Daylight dazzled the fuselage. Bennett whistled to himself, glad to have made a start. Cloud tops were the surface of another earth whose white soil we had sprung from fully formed, a landscape of spun glass, knobbly obelisks, mushroom columns, wispy stalagmites and, further away, caves suggesting mysterious hide-outs on some polar shore. We gained height till the milky landscape below was like a world in the process of being formed, lit by the sun’s flood but now tinged with grey. There was nothing between us and the universe as, after a hundred miles of gradual climbing to go easy on the fuel, Bennett levelled off and kept us on course for Kerguelen.
Anyone able to stand on an anvil of cloud would see our flying boat going gracefully through the blue at two miles a minute, with its turrets and aerials, tailplane and vast four-engined wingspan. I would have wanted to wave, much as I had lifted my arms as a boy to trains that went by, craving to be one of its passengers.

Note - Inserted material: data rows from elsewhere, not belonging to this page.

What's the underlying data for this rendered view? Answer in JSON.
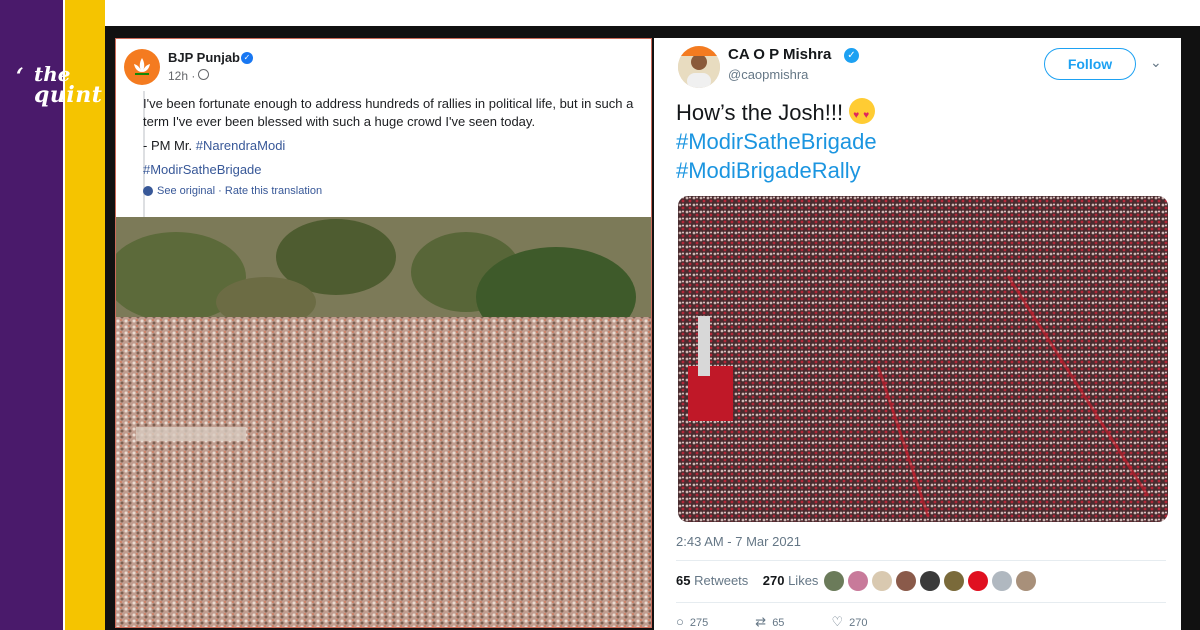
{
  "brand": {
    "logo_line1": "the",
    "logo_line2": "quint",
    "colors": {
      "purple": "#4a1a6b",
      "yellow": "#f5c400"
    }
  },
  "facebook_post": {
    "page_name": "BJP Punjab",
    "verified": true,
    "time": "12h ·",
    "text_line1": "I've been fortunate enough to address hundreds of rallies in political life, but in such a",
    "text_line2": "term I've ever been blessed with such a huge crowd I've seen today.",
    "attribution_prefix": "- PM Mr. ",
    "attribution_tag": "#NarendraModi",
    "hashtag": "#ModirSatheBrigade",
    "see_original": "See original",
    "separator": " · ",
    "rate_translation": "Rate this translation",
    "icons": [
      "verified-icon",
      "globe-icon",
      "gear-icon"
    ],
    "image": "crowd-photo"
  },
  "tweet": {
    "display_name": "CA O P Mishra",
    "handle": "@caopmishra",
    "verified": true,
    "follow_label": "Follow",
    "caret": "⌄",
    "text": "How’s the Josh!!!",
    "hashtag1": "#ModirSatheBrigade",
    "hashtag2": "#ModiBrigadeRally",
    "date": "2:43 AM - 7 Mar 2021",
    "retweets_count": "65",
    "retweets_label": "Retweets",
    "likes_count": "270",
    "likes_label": "Likes",
    "reply_count": "275",
    "retweet_action_count": "65",
    "like_action_count": "270",
    "liker_colors": [
      "#6b7b5a",
      "#c87a9a",
      "#d9c9b0",
      "#8a5a4a",
      "#3a3a3a",
      "#7a6a3a",
      "#e01020",
      "#b0b8c0",
      "#a8907a"
    ],
    "icons": [
      "verified-icon",
      "chevron-down-icon",
      "heart-eyes-emoji",
      "reply-icon",
      "retweet-icon",
      "heart-icon"
    ],
    "image": "crowd-photo"
  }
}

Cloud tops we flew between were like plumes of the Prince of Wales’ feathers. Earphone wire trailing, I tried to rid myself of a feeling of isolation, almost afraid to look out at the wings in case I witnessed them being rent from the fuselage. I wanted to live for ever, whereas on the ground I had not much cared whether I lived at all. Every moment that I was not at my wireless filled me with anxiety, unless I consciously marvelled at how four great engines propelled us along as easily as a bus on a country road. I was only alive when listening to morse while being carried through the sky, ten thousand feet above the sea.
Bennett stood behind me. The bounce of wireless signals was our lifeline. Whoever heard could write the call sign in their log, and if we vanished into the water of the South Indian Ocean, at least there would be the record of a last message, even if only a call tapped out to reassure the crew that we still had some connection with the earth.
Sweat fell from my cheeks. We were an hour on our way, with nineteen to go. A coast station tried to get me with a QRZ, so I asked Rose for our position and established contact by the return compliments of a QTH. Bennett smiled at seeing me busy. He had amended the position report, and what I sent, while the correct distance, put us on course for Madagascar.